Bev sips her coffee and remembers the tarot reading she and Trudy went to decades ago over in Prescott. It was a lark; neither of them believed in that sort of falderal, as Tru called it. The psychic wore a gauzy shirt with no bra, providing a clear view of her nipples under the dim red light of a room that reeked of patchouli. You’re both seeking a soulmate, she told Bev and Trudy, who laughed when they said they were married. The psychic peered at them with sharp eyes. People marry the wrong people all the time, she said. But I’m not telling either of you something you don’t already know, am I? Less than a year later, during a Girls’ Weekend down in Bangor, Bev and Trudy kissed in a corner booth of a low-lit hotel bar, and finally they saw it all so clearly.
“Ridiculous things can be true,” Bev tells Angela.

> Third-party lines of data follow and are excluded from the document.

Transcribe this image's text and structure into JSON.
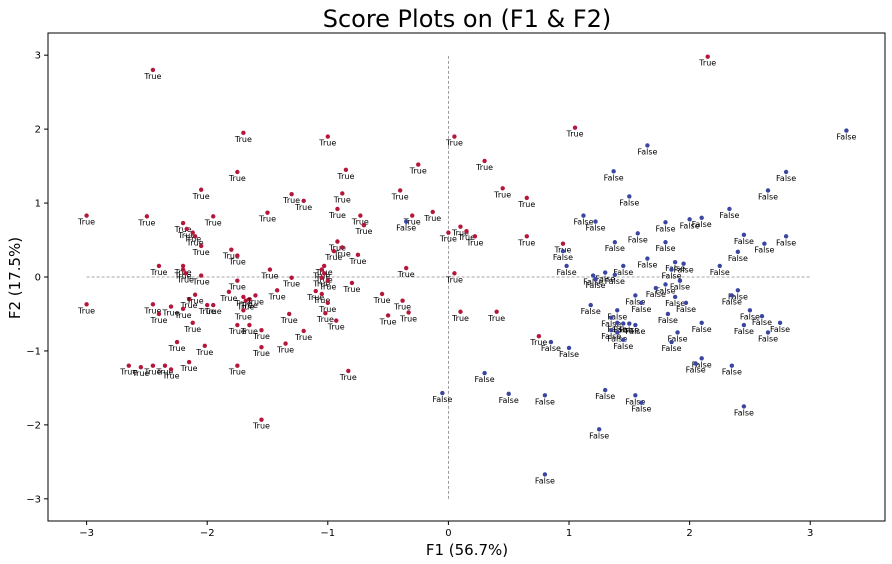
{
  "chart_data": {
    "type": "scatter",
    "title": "Score Plots on (F1 & F2)",
    "xlabel": "F1 (56.7%)",
    "ylabel": "F2 (17.5%)",
    "xlim": [
      -3.32,
      3.62
    ],
    "ylim": [
      -3.3,
      3.3
    ],
    "xticks": [
      -3,
      -2,
      -1,
      0,
      1,
      2,
      3
    ],
    "yticks": [
      -3,
      -2,
      -1,
      0,
      1,
      2,
      3
    ],
    "tick_labels_x": [
      "−3",
      "−2",
      "−1",
      "0",
      "1",
      "2",
      "3"
    ],
    "tick_labels_y": [
      "−3",
      "−2",
      "−1",
      "0",
      "1",
      "2",
      "3"
    ],
    "reference_lines": {
      "h_x": [
        -3,
        3
      ],
      "v_y": [
        -3,
        3
      ]
    },
    "grid": false,
    "legend": "none",
    "colors": {
      "true": "#b5173a",
      "false": "#3a46a0"
    },
    "series": [
      {
        "label": "True",
        "color": "#b5173a",
        "points": [
          [
            -2.45,
            2.8
          ],
          [
            -1.7,
            1.95
          ],
          [
            -1.0,
            1.9
          ],
          [
            0.05,
            1.9
          ],
          [
            1.05,
            2.02
          ],
          [
            -0.85,
            1.45
          ],
          [
            -0.25,
            1.52
          ],
          [
            0.3,
            1.57
          ],
          [
            -1.75,
            1.42
          ],
          [
            -2.05,
            1.18
          ],
          [
            -1.3,
            1.12
          ],
          [
            -0.88,
            1.13
          ],
          [
            -0.4,
            1.17
          ],
          [
            0.45,
            1.2
          ],
          [
            -1.2,
            1.03
          ],
          [
            0.65,
            1.07
          ],
          [
            -3.0,
            0.83
          ],
          [
            -2.5,
            0.82
          ],
          [
            -1.95,
            0.82
          ],
          [
            -1.5,
            0.87
          ],
          [
            -0.92,
            0.92
          ],
          [
            -0.73,
            0.83
          ],
          [
            -0.3,
            0.83
          ],
          [
            -0.13,
            0.88
          ],
          [
            -2.2,
            0.73
          ],
          [
            -2.17,
            0.65
          ],
          [
            -2.12,
            0.6
          ],
          [
            -2.1,
            0.55
          ],
          [
            -0.7,
            0.7
          ],
          [
            0.1,
            0.68
          ],
          [
            0.15,
            0.62
          ],
          [
            0.0,
            0.6
          ],
          [
            0.22,
            0.55
          ],
          [
            0.65,
            0.55
          ],
          [
            -2.05,
            0.42
          ],
          [
            -1.8,
            0.37
          ],
          [
            -0.92,
            0.48
          ],
          [
            -0.88,
            0.4
          ],
          [
            -0.75,
            0.3
          ],
          [
            -0.95,
            0.35
          ],
          [
            0.95,
            0.45
          ],
          [
            -1.75,
            0.29
          ],
          [
            -2.4,
            0.15
          ],
          [
            -2.2,
            0.15
          ],
          [
            -2.2,
            0.1
          ],
          [
            -2.18,
            0.05
          ],
          [
            -2.05,
            0.02
          ],
          [
            -1.48,
            0.1
          ],
          [
            -1.03,
            0.15
          ],
          [
            -1.05,
            0.1
          ],
          [
            -1.03,
            0.05
          ],
          [
            -0.35,
            0.12
          ],
          [
            0.05,
            0.05
          ],
          [
            -1.75,
            -0.05
          ],
          [
            -1.3,
            -0.01
          ],
          [
            -1.05,
            -0.01
          ],
          [
            -1.0,
            -0.05
          ],
          [
            -0.8,
            -0.08
          ],
          [
            -3.0,
            -0.37
          ],
          [
            -2.45,
            -0.37
          ],
          [
            -2.3,
            -0.4
          ],
          [
            -2.15,
            -0.3
          ],
          [
            -2.1,
            -0.24
          ],
          [
            -1.82,
            -0.2
          ],
          [
            -1.7,
            -0.27
          ],
          [
            -1.68,
            -0.32
          ],
          [
            -1.65,
            -0.3
          ],
          [
            -1.6,
            -0.25
          ],
          [
            -1.42,
            -0.18
          ],
          [
            -1.1,
            -0.19
          ],
          [
            -1.05,
            -0.23
          ],
          [
            -1.0,
            -0.35
          ],
          [
            -0.55,
            -0.23
          ],
          [
            -0.38,
            -0.32
          ],
          [
            -2.0,
            -0.38
          ],
          [
            -1.95,
            -0.38
          ],
          [
            -2.4,
            -0.5
          ],
          [
            -2.2,
            -0.43
          ],
          [
            -1.7,
            -0.45
          ],
          [
            -1.32,
            -0.5
          ],
          [
            -1.02,
            -0.49
          ],
          [
            -0.93,
            -0.59
          ],
          [
            -0.5,
            -0.52
          ],
          [
            -0.33,
            -0.48
          ],
          [
            0.1,
            -0.47
          ],
          [
            0.4,
            -0.47
          ],
          [
            -2.12,
            -0.62
          ],
          [
            -1.75,
            -0.65
          ],
          [
            -1.65,
            -0.65
          ],
          [
            -1.55,
            -0.72
          ],
          [
            -1.2,
            -0.73
          ],
          [
            -2.25,
            -0.88
          ],
          [
            -2.02,
            -0.93
          ],
          [
            -1.55,
            -0.95
          ],
          [
            -1.35,
            -0.9
          ],
          [
            -2.65,
            -1.2
          ],
          [
            -2.55,
            -1.22
          ],
          [
            -2.45,
            -1.2
          ],
          [
            -2.35,
            -1.2
          ],
          [
            -2.3,
            -1.25
          ],
          [
            -2.15,
            -1.15
          ],
          [
            -1.75,
            -1.2
          ],
          [
            -0.83,
            -1.27
          ],
          [
            -1.55,
            -1.93
          ],
          [
            0.75,
            -0.8
          ],
          [
            2.15,
            2.98
          ]
        ]
      },
      {
        "label": "False",
        "color": "#3a46a0",
        "points": [
          [
            3.3,
            1.98
          ],
          [
            1.65,
            1.78
          ],
          [
            1.37,
            1.43
          ],
          [
            2.8,
            1.42
          ],
          [
            2.65,
            1.17
          ],
          [
            1.5,
            1.09
          ],
          [
            2.33,
            0.92
          ],
          [
            1.12,
            0.83
          ],
          [
            1.22,
            0.75
          ],
          [
            1.8,
            0.74
          ],
          [
            2.0,
            0.78
          ],
          [
            2.1,
            0.8
          ],
          [
            -0.35,
            0.75
          ],
          [
            0.95,
            0.35
          ],
          [
            2.45,
            0.57
          ],
          [
            2.8,
            0.55
          ],
          [
            1.57,
            0.59
          ],
          [
            1.38,
            0.47
          ],
          [
            1.8,
            0.47
          ],
          [
            2.62,
            0.45
          ],
          [
            2.4,
            0.34
          ],
          [
            1.65,
            0.25
          ],
          [
            1.88,
            0.2
          ],
          [
            1.95,
            0.18
          ],
          [
            1.85,
            0.1
          ],
          [
            2.25,
            0.15
          ],
          [
            1.45,
            0.15
          ],
          [
            0.98,
            0.15
          ],
          [
            1.3,
            0.06
          ],
          [
            1.38,
            0.03
          ],
          [
            1.2,
            0.02
          ],
          [
            1.22,
            -0.03
          ],
          [
            1.92,
            -0.05
          ],
          [
            1.8,
            -0.1
          ],
          [
            1.72,
            -0.15
          ],
          [
            2.4,
            -0.18
          ],
          [
            2.35,
            -0.25
          ],
          [
            1.55,
            -0.25
          ],
          [
            1.88,
            -0.27
          ],
          [
            1.97,
            -0.35
          ],
          [
            1.18,
            -0.38
          ],
          [
            1.6,
            -0.35
          ],
          [
            1.4,
            -0.45
          ],
          [
            2.5,
            -0.45
          ],
          [
            1.82,
            -0.5
          ],
          [
            2.6,
            -0.53
          ],
          [
            1.35,
            -0.55
          ],
          [
            1.4,
            -0.62
          ],
          [
            1.45,
            -0.63
          ],
          [
            1.5,
            -0.63
          ],
          [
            1.55,
            -0.65
          ],
          [
            2.1,
            -0.62
          ],
          [
            2.45,
            -0.65
          ],
          [
            2.75,
            -0.62
          ],
          [
            2.65,
            -0.75
          ],
          [
            1.35,
            -0.72
          ],
          [
            1.4,
            -0.75
          ],
          [
            1.9,
            -0.75
          ],
          [
            1.45,
            -0.85
          ],
          [
            1.85,
            -0.88
          ],
          [
            0.85,
            -0.88
          ],
          [
            1.0,
            -0.96
          ],
          [
            2.1,
            -1.1
          ],
          [
            2.05,
            -1.17
          ],
          [
            2.35,
            -1.2
          ],
          [
            2.45,
            -1.75
          ],
          [
            1.3,
            -1.53
          ],
          [
            1.55,
            -1.6
          ],
          [
            1.6,
            -1.7
          ],
          [
            -0.05,
            -1.57
          ],
          [
            0.5,
            -1.58
          ],
          [
            0.8,
            -1.6
          ],
          [
            1.25,
            -2.06
          ],
          [
            0.8,
            -2.67
          ],
          [
            0.3,
            -1.3
          ]
        ]
      }
    ]
  }
}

“Like God? Because Momma believes in him, too.”
“I can’t speak to that.”
Angela falls quiet, seeming to consider this as she stares at the scuffed toes of her clogs. After a couple minutes, she throws her empty cup in the trash, then starts digging through the paperwork and catalogues on Jo’s desk until she finds the beach-themed calendar for 1996. She pulls the old one from the wall, hangs the new one in its place.
“Just in case,” she says.
Something on Angela’s face—desire fighting against what might be despair, or fear, or loneliness—makes Bev feel the same protectiveness she experiences whenever Sophie grabs her hand during the scary parts of her cartoon movies. The same way she used to feel during Nate’s childhood whenever he would ask if lightning could strike the tree outside his bedroom and send it crashing through the roof.
Bev wishes she could give Angela a hug. Sensing that would be the wrong thing right now, she decides instead to ask her something she didn’t ask Bridget enough before she died.